Empecé pues, a tomar otra vez medicación. Fue frustrante, porque me costó un año más de sufrimiento de TOC (se mantenía igual de fuerte) y además tenía los efectos indeseables causados por la medicación. Al año decidí cambiar de médico psiquiatra y con ella, la nueva psiquiatra, con su atención y sus cuidados, su empatía y conocimientos, pude agarrarme de su mano para empezar a salir de aquel infierno. Dio en el clavo con una medicación apropiada para mí. Sí, una psiquiatra y los psicofármacos que ella me prescribió, salvaron mi vida. Porque Violeta había dejado de ser Violeta, funcionaba hacia afuera como un robot, pero realmente ya no había rastro de ella.
En unos meses, los pensamientos obsesivos empezaron a aflojar, tanto en frecuencia como en intensidad. Empezaba a reconocerme a mí misma, pero aún estaba lejos de mi vida. Pasé todos aquellos años sin poder escuchar música (adoro la música), sin poder leer (amo la literatura), viviendo mi infierno escondida detrás de una máscara, viviendo en secreto la perversidad de aquellos pensamientos obsesivos. Durante aquellos años, fingía estar bien con los míos (los amigos), les escondí mi realidad.
Cuando la buena psiquiatra y la medicación salvaron mi vida física, mi alma empezó a sentir, empezó a querer vivir de nuevo. Y recuerdo perfectamente, el primer día que me puse una canción en los oídos, porque real y genuinamente quería escucharla. No fue un esfuerzo, fue una necesidad. Y lo hice, repetí la canción unas 3 veces seguidas. Después entré en casa, cuando mi compañero me llamó. Le conté aquel momento mágico. Nos pusimos contentos.
Era una noche que estaba en la montaña, necesitaba ver la luna y el cielo oscuro estrellado. Sentir el aire fresco acompañada del silencio. Necesitaba conectar con la vida. Recuerdo que, en aquel instante, me sentí viva, con energía y fuerza. Libre. Y me puse la canción ¡Uau! Me sentí feliz en mí misma, por primera vez en varios años. La letra, la guitarra y aquella voz me embriagaron en plena serenidad. Ya no solo era un cuerpo en vida sino también un alma libre, al fin.

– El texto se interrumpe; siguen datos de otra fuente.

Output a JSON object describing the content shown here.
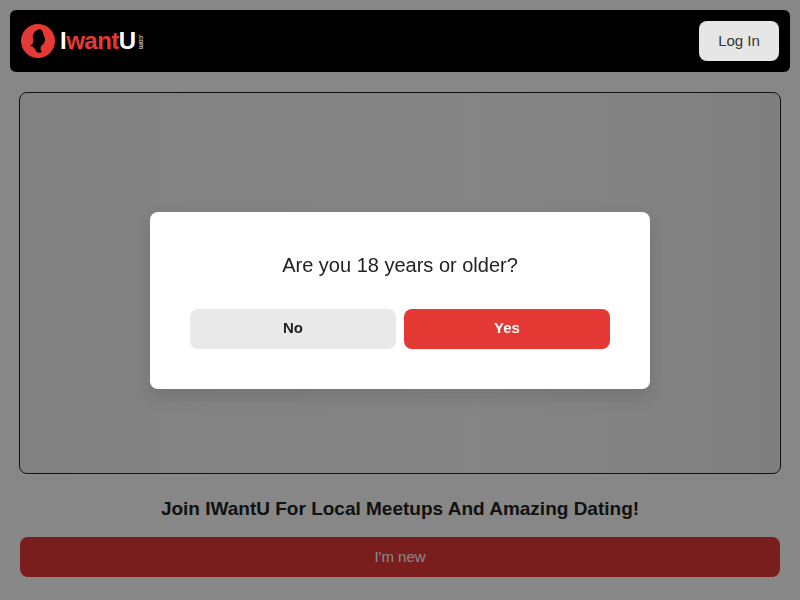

Quise quitarme las cadenas que aún me impedían. Desafié a los pensamientos obsesivos que seguían hablándome. El desafío consistió en contarlos a algunas de mis amigas. Tenía miedo, miedo a posibles reacciones, a que me apartasen de sus vidas, a que me juzgasen. No hicieron ni una cosa ni otra. Su respuesta fue de sorpresa, comprensión y cariño. Lloramos juntas, nos abrazamos y allí están ellas a mi lado y yo al suyo.
Fui afortunada, las personas a quienes conté mi secreto más oscuro respondieron con amor. La medicación adecuada a mí, el amor de los míos y la música fueron elementos claves para poder salir del TOC.